There is also a lot of work to be done in the "Current Holdings" section. Every security description should be required to include the S & P Ranking, or Morningstar Risk Arrow/Analysis, a sector categorization, and the % of the total portfolio cost basis that the security represents.

This is not new information... standard portfolio management software can do most of it, for example:

Honeywell, Int'l, HON, S & P Ranking = A, Sector = Aerospace  & Defense... and (1.5% of total portfolio cost basis) next to the cost basis. The estimated yield, and cost per share are already provided. Pimco Income Strategy Fund CEF, PFL, No S & P Rating, Morningstar Analysis = 4 Stars, Taxable Bond Income... 2.75% of portfolio cost basis.

Conspiracy Theorists, rev up your imaginations! 

Why is none of this important information included in our account statements? and "why oh why"...

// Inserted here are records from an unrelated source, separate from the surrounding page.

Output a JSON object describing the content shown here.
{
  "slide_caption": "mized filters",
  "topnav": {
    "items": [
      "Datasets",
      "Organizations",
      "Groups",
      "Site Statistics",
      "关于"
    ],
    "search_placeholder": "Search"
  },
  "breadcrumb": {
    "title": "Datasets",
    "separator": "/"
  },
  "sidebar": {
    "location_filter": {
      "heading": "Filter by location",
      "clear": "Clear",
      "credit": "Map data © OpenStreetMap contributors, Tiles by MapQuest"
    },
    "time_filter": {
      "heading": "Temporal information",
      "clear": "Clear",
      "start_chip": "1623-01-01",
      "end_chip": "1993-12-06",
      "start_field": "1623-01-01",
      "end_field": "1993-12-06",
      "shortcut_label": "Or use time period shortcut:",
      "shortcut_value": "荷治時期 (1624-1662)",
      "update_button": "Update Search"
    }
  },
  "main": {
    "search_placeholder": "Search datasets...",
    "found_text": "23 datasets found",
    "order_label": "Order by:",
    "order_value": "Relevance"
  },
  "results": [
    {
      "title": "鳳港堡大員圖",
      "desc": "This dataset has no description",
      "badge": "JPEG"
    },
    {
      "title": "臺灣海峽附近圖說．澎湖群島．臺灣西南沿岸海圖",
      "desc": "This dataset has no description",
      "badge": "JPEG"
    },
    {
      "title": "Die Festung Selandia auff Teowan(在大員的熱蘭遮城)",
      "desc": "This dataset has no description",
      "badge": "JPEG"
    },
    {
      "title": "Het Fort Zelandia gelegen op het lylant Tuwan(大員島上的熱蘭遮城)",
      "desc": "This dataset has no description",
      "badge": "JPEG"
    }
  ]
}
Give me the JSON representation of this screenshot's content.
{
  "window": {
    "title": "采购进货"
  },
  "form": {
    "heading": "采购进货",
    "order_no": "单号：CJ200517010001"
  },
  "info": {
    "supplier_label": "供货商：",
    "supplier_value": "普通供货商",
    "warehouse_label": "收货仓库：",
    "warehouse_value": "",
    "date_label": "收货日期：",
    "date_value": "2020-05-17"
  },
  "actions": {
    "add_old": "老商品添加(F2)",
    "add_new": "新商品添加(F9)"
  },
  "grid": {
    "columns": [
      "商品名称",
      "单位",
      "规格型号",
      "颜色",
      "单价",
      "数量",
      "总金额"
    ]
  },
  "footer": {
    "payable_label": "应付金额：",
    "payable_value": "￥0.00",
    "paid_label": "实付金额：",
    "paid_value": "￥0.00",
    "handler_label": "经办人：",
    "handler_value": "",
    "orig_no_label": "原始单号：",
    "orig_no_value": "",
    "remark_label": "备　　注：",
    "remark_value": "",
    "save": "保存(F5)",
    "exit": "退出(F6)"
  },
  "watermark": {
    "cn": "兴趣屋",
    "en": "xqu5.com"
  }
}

•    are there no CEFs in 401k portfolios,
•    has your Wall Street firm broker never once suggested that you add an income CEF to your portfolio,
•    not even once, ever, have you heard about the scores of income CEFs that have been paying yields well above what you have been receiving... since the early 1990's
•    is a Vanguard Retirement Fund yielding less than 2%, invested 30% in equities, and 15% in non US debt, one of the most popular (over $10 Billion) in the 401k space... when so much better yielding "stuff" is available.

Let's get this information out there, and force the regulators to do something about this, and a growing number of other issues, that they have routinely (if not negligently) ignored.

Hmmm, should I sue my brokerage firm or the regulators for not telling me about much better yields and potentially dangerous portfolio content or conditions?